Sometimes I want to reset my trip meter mid tank, so I reset it when it hits a round figure such as 700, then I just remember to add it on come fuel up time.
But how does one 'skip' a fuel-up when it's asking for 'Kilometers since last fuel up'? You must input a figure in there.
Our next fuel up, after the trip meter was reset, was a partial fuel-up but I cannot log it in Fuelly as the 'Kilometers since last fuel up' are unknown and without logging this fuel up as a partial-fuel up it will throw the numbers of our next fuel up way off since Fuelly will not know the last fuell-up was partial.
I performed a full-fuel up yesterday but since the last fill was an un-logged partial fill in which we traveled only 317 km. When inputting 'Kilometers since last fuel up' as only 317 km when this was in fact a full fuel-up, it throws the data wayyyy off and gives me an extremely high fuel consumption figure since I could not enter the last trank as a partial fill up. When I try to input our new full tank fill, as I said, it throws the numbers way off.

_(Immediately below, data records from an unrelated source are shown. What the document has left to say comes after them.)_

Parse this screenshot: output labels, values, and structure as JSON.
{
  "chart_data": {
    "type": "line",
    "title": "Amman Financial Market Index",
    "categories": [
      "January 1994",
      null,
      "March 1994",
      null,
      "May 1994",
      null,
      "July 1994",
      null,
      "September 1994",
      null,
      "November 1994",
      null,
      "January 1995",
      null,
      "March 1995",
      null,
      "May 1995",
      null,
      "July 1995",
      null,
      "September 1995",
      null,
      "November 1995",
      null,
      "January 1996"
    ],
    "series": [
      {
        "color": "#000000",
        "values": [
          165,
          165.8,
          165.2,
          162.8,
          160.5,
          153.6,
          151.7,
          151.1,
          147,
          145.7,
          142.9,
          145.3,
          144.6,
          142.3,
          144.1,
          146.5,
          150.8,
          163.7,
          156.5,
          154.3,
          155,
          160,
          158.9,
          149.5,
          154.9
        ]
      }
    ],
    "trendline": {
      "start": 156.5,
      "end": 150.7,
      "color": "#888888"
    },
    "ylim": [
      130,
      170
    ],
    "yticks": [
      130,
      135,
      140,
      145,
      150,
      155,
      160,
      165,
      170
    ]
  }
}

Curious -- Other than calculating the MPG on the first fuel-up, is there an advantage to tracking via the trip meter instead of the odometer? I've noodled it quite a bit and it just seems more risky to me due to the very topic of this thread.
The trip odometer is better in my opinion, as it allows you to add fuel ups whenever you feel like it. Perhaps you might add a few partial fill ups during the week, but only want to add full fuel ups, well that's fine. Or perhaps you only want to keep track of a long road trip? That's fine too. You can add 1 a week or 1 a year if you want. It only takes 1 missed fuel up to skew all your data using the odometer reading.
Before I started using Fuelly, and at the time, having a very inconsistent/unreliable fuel gauge, I tracked my MPG using my Trip Meter.
But when I joined Fuelly I found it much easier to keep track of fuel-ups using my Odometer. Granted, even after replacing my fuel pump and fuel level sensor/float, and now having a more reliable gauge(as reliable as it came from the factory, which isn't saying much... lol), I still reset my Trip Meter at every fill-up. Perhaps this is just out of habit. But it also gives me a real-time estimate of how my fuel economy is for that particular tank.
For example, I don't drive my car as often these days. I filled up recently only because my gas gauge was reading about at the 1/4 mark. However, my Trip Meter said I had easily another 100 miles or so to go before empty. My last fill-up shows a drop in my MPG, which threw a red flag for me. I realize when I do drive, it's now mostly short trips, with city driving, which does a number on economy as it is, but I also decided to start looking into other issues. Turns out, my o2 sensors are acting funky, and causing the car to run rich. Yay for dumping fuel unnecessarily.
Both methods of tracking have their advantages. I use both. For Fuelly, I prefer Odometer.